A fines de noviembre un pirómano ocasionó un incendio devastador en un popular hotel en Maryland. El hotel queda a sólo cinco millas de Washington DC y tiene su mayor clientela durante la temporada de cerezos de la ciudad. Si no lograba abrir sus puertas durante esa temporada hubiera perdido el negocio de los turistas y las reservaciones del año entrante también podían verse afectadas.
El edificio de cinco pisos en tres secciones tenía 160 cuartos. Quince cuartos resultaron totalmente destruidos y 120 sufrieron daños a causa del humo y el agua. El hotel contrató a Adjusters International para representarlo, asistirlo en la agilización de la reclamación y ayudarlo a reabrir sus puertas a tiempo para abril.

Adjusters International contrató expertos en construcción para estimar con rapidez y precisión los daños sufridos por el hotel. Luego de varios días de negociaciones, la compañía de seguros aceptó un estimado de daños. El contratista aceptó una cláusula de penalidad que estipulaba que se reducirían sus honorarios si el trabajo no se terminaba a tiempo.
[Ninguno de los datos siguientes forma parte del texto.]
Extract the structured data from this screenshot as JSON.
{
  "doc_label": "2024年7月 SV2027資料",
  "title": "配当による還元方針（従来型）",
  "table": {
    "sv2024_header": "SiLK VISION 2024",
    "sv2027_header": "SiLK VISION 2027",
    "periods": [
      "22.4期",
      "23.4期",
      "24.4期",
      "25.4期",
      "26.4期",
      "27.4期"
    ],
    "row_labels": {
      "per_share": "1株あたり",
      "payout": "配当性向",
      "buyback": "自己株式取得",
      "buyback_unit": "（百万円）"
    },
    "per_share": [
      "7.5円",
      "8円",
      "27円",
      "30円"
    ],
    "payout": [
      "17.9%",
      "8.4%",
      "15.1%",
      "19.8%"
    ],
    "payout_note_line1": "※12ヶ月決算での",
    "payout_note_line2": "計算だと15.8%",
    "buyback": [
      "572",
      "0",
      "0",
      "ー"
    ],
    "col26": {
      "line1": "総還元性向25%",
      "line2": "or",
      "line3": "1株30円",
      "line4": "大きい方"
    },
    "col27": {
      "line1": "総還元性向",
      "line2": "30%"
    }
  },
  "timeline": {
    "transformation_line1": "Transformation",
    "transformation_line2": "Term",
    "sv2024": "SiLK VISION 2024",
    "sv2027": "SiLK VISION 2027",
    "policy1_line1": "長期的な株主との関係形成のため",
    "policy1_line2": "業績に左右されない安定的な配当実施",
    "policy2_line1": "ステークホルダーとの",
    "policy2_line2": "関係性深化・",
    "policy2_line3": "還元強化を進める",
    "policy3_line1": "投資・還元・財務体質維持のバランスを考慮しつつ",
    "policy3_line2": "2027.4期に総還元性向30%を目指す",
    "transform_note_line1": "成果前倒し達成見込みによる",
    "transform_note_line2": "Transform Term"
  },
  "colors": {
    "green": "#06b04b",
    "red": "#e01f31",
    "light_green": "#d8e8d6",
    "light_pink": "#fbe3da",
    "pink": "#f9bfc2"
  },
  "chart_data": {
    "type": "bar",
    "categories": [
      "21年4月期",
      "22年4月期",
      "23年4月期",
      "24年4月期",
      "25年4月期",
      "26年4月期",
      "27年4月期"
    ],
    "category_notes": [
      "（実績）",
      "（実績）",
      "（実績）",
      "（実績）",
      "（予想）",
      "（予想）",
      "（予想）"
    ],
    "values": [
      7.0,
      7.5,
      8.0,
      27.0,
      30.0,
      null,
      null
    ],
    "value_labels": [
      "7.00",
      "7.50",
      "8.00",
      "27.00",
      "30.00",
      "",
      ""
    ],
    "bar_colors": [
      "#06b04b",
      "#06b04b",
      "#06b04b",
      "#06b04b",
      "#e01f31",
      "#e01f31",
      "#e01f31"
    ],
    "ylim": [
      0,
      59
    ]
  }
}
Adjusters International comenzó a evaluar los daños al contenido de los 120 cuartos. Este estimado se hizo inmediatamente ya que era necesario ordenar los nuevos accesorios con mucho tiempo de anticipación. Se pudo cumplir también con la fecha límite para resolver la reclamación de contenido, lo cual permitió que los dueños del hotel ordenaran los muebles y accesorios a tiempo.
La póliza del hotel cubría los costos adicionales relacionados con trasladar a sus huéspedes a propiedades comparables y respondía además por sus artículos personales.
Los contables de Adjusters International prepararon una reclamación de pérdida de ingresos que incluyó una indemnización por un período de tiempo extendido. Aunque el hotel ya estaba abierto en junio, el número de huéspedes era mucho menor que lo usual, lo cual tuvo un impacto en los ingresos. El equipo de Adjusters International probó que el hotel tuvo pérdidas de ingresos durante 180 días adicionales. El hotel fue reembolsado por la cantidad completa que correspondía a la pérdida de ingresos hasta el mes de octubre.
Durante el fuego, las bombas para sumidero del hotel se quemaron pero justo después del desastre nadie se dio cuenta de ello. Durante las lluvias de primavera las bombas no removieron el agua y esto resultó en una infestación de hongo tóxico. La compañía de seguros finalmente accedió a reembolsarle $40,000 a los dueños del hotel para la reparación de este daño adicional y eliminar el hongo.
La propiedad fue reconstruida con éxito y estuvo lista parcialmente para recibir inquilinos durante la temporada alta de turismo. Adjusters International ofreció un servicio impecable dentro de fechas límite difíciles de cumplir, de manera que las metas de los dueños del hotel se cumplieran a cabalidad y el hotel no sufriera consecuencias financieras a largo plazo.